At the same time, popular roast styles of the day did no favors to nuance, and few retail coffee experiences offered meaningful information about either provenance or sensory attributes. The small minority of producing countries whose coffees were afforded named recognition usually got no more than that; specificity beyond the surface-level identifiers was conspicuously absent from the pitch. In this way, coffees were not living up to Erna Knutsen’s use of the term “specialty” to describe coffees produced in microclimates that allow for high quality and unique flavor profiles.

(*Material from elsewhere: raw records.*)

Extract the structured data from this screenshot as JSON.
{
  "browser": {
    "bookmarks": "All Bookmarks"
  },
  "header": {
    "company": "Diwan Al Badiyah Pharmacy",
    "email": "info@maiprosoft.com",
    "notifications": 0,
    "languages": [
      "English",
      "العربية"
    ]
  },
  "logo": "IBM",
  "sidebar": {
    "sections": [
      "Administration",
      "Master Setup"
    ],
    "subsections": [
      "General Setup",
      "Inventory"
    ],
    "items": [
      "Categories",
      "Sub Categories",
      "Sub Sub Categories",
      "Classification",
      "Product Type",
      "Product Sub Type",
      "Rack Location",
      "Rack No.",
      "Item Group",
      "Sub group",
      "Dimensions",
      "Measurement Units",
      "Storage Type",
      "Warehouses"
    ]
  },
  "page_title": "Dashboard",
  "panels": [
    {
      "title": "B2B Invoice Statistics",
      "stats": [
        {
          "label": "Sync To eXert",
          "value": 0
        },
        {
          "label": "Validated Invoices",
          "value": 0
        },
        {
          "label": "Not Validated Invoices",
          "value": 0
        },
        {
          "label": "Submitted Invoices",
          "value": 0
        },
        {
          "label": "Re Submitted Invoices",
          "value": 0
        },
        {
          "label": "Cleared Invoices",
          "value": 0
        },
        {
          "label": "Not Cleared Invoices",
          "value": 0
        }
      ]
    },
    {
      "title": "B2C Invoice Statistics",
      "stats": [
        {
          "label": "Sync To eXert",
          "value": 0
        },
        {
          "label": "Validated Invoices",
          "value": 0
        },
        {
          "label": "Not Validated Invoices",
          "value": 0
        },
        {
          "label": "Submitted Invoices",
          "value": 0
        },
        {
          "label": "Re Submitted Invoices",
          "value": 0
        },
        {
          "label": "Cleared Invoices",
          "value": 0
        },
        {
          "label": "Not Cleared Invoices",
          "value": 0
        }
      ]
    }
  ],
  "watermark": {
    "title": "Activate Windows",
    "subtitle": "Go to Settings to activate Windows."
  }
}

Fast forward to the present and the opposite is true; few coffees sold on the premise of quality come without some explanatory detail. The very minimum standard of today includes a coffee’s origin and its basic flavor descriptors, although most roasting companies go well beyond that. Traceability is now an expectation rather than an exception. Roast profiles meticulously designed to highlight nuance (instead of paving over it) are widely embraced, and a decent level of extraction precision—including advanced control over grind particle size, flow rates, and even water chemistry—is fundamental. Specialty coffee advanced a lot in a short period of time.

Two decades on, we stand at a good place to take stock. The passage of time allows us to assess outcomes rather than presuppose them. Our collective understanding of what relationship coffee is—and can be—has evolved, as has its application. Some say that direct trade has run its course, yet in 2024 there is more investment in mechanisms to enable it than at any point in specialty coffee’s history. We can best reflect on this tension if we first consider what drove these industry innovations and, in doing so, clarify some terms.